The TTF, a group set up in 2015 to campaign for better regulation, outlined its recommendations this week when announcing its ‘Plans and Priorities for 2023.’
The group will campaign this year under the banner: “Fixing the FCA”.
Among its key recommendations for the FCA are:
- Obliging the regulator to compensate individuals who lose money as a result of it failing to perform its functions, and provide redress to those who’ve suffered from its historic failings;
- Introducing a statutory duty of care to be owed by financial services firms to consumers, backed by a right to sue;
- Create an oversight body, based on one introduced recently in Australia, charged with ensuring the FCA acts in consumers’ interests
The TTF says the new requirements could be introduced in the Financial Services and Markets Bill currently going through Parliament.
TTF found Andy Agathangelou said: “‘It’s absolutely vital that the UK’s Financial Services sector is one that people and institutions can have trust and confidence in. For that to happen we need an effective conduct regulator, but all the evidence suggests the Financial Conduct Authority is consistently failing to provide the consumer protection Parliament requires of it on behalf of the British public.”
At the launch for its new campaign Mr Agathangelou referred to the damning reports by Dame Elizabeth Gloster on LC&F, Raj Parker on Connaught, John Swift KC on IRHP mis-selling, the Work and Pensions Select Committee’s investigation into Pension Scams and the reports by the National Audit Office and the Public Accounts Committee on the British Steel Pensions Scheme debacle.

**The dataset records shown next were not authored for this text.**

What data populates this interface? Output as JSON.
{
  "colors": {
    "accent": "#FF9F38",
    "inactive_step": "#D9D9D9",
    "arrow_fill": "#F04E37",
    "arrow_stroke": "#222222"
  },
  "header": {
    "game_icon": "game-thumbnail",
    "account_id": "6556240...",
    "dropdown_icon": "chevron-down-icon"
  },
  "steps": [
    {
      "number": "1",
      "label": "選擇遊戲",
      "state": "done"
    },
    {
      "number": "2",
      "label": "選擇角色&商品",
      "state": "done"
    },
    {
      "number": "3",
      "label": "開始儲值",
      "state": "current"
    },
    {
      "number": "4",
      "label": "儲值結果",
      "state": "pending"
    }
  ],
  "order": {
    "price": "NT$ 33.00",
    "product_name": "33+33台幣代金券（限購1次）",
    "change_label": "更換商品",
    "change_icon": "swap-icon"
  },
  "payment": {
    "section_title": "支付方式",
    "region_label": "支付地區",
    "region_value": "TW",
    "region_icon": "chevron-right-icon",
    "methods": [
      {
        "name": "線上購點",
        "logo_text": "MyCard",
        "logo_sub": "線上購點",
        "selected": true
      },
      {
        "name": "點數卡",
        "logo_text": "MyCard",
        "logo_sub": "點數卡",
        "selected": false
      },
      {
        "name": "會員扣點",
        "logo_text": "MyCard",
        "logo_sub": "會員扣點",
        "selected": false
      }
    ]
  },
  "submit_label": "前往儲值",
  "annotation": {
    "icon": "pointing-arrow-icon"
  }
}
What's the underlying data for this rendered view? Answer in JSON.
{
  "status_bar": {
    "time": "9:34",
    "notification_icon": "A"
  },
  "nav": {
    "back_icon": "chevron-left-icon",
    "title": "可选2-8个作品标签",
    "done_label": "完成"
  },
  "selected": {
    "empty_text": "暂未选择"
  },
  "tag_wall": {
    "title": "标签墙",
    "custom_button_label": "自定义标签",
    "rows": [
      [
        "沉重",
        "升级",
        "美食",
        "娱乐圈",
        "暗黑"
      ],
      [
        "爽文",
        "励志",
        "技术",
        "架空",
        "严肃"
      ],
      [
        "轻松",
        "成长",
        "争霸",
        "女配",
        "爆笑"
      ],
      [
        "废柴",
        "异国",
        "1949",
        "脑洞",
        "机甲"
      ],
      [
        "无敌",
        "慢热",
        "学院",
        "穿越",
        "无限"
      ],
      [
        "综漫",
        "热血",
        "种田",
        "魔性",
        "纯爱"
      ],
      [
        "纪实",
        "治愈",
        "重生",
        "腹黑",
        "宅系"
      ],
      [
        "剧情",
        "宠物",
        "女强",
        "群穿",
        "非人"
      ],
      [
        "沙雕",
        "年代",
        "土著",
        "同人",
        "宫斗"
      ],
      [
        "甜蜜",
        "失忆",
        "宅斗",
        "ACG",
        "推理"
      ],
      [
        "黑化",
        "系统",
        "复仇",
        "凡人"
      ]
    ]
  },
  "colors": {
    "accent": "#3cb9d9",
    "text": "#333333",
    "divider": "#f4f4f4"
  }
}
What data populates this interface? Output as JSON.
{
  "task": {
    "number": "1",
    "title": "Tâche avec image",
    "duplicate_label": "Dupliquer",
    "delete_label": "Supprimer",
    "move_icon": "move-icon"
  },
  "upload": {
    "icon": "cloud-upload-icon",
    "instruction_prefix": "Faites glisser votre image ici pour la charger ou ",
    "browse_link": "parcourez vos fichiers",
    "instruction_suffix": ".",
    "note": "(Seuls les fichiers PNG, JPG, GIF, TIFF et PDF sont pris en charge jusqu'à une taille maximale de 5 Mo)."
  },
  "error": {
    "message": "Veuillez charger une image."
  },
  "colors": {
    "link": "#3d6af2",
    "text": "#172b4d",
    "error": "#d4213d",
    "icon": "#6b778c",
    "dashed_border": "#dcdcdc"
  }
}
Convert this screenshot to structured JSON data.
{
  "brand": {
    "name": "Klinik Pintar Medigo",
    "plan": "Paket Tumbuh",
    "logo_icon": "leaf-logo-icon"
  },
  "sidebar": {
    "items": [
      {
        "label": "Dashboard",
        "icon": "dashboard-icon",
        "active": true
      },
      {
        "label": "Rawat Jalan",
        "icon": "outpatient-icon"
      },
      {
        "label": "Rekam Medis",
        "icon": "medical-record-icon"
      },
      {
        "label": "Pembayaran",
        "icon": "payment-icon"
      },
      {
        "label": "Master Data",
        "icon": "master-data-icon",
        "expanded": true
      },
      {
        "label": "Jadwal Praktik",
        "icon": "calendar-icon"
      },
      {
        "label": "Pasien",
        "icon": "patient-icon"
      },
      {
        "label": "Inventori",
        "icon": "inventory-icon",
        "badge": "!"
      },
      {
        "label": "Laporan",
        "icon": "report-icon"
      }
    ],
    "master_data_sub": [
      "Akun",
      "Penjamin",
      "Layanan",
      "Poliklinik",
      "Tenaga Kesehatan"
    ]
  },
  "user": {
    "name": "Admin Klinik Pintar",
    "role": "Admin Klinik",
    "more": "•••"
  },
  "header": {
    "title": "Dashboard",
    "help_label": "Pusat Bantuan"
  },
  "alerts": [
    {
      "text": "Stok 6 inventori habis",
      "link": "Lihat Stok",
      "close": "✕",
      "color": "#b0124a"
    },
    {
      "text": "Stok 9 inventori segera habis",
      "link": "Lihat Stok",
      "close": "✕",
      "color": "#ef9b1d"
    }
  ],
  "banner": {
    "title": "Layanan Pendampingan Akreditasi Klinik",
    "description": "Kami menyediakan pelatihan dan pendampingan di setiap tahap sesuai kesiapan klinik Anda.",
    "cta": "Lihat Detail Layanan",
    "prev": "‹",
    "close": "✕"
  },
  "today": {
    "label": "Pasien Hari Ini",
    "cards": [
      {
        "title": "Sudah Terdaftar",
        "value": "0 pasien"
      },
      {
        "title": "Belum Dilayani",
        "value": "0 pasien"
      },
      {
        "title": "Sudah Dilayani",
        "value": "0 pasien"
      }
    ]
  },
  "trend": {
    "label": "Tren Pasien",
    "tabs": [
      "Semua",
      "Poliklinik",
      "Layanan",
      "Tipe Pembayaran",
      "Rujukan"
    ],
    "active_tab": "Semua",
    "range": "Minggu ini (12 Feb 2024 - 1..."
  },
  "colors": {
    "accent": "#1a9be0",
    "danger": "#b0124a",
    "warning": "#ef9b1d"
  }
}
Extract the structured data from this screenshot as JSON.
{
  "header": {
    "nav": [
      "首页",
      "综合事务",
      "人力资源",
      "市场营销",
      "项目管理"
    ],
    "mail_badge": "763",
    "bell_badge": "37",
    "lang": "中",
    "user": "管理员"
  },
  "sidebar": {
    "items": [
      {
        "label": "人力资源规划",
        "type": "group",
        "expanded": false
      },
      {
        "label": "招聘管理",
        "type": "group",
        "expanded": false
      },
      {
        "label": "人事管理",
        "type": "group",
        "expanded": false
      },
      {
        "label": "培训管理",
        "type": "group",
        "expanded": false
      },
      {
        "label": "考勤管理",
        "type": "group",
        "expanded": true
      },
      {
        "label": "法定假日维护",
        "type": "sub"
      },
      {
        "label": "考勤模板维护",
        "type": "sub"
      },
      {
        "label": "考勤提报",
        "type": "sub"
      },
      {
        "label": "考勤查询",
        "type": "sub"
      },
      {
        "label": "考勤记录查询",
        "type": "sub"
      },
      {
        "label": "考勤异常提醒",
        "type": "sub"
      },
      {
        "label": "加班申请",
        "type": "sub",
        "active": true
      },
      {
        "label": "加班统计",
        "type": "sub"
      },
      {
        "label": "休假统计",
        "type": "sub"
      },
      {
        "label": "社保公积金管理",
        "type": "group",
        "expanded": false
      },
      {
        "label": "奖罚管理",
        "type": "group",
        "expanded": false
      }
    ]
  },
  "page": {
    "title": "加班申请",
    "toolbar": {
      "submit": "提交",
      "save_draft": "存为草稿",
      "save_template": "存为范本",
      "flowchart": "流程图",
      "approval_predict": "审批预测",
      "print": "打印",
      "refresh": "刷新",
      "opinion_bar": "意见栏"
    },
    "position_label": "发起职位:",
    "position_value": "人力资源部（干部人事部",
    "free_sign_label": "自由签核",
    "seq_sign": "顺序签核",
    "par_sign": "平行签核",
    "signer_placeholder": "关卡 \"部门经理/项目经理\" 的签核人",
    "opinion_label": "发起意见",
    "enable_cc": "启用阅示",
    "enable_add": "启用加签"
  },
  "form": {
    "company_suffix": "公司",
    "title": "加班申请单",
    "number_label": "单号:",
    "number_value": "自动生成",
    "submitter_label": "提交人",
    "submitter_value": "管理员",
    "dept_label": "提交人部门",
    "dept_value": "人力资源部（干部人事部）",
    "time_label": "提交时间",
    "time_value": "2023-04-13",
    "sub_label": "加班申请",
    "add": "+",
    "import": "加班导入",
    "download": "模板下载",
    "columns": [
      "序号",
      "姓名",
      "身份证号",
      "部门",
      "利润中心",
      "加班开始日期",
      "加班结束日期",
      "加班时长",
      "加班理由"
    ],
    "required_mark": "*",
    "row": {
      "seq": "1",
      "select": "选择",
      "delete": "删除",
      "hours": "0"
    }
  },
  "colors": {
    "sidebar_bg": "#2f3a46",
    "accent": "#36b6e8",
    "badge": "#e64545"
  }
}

Mr Agathangelou said: “Taken individually, those reports show there are problems at the FCA, but when you consider them as a whole you must conclude the issues the FCA has are so serious and deep-rooted that it desperately needs fixing or replacing. The FCA is obviously an organisation in distress, and in denial. It’s just not good enough that it can’t be trusted to deliver on its consumer protection remit, not when the FS sector is such an important part of our economy.
“The Transformation Project has been a missed opportunity because it has failed to deal with the fundamental issues that cause the FCA to under-perform - it has profound cultural, leadership, conflict of interest and governance problems that go beyond innocent incompetence.”
He said the TTFs calls were, “the absolute minimum reforms needed to put the FCA back on a path toward transparency, accountability and acceptable performance of its statutory functions.”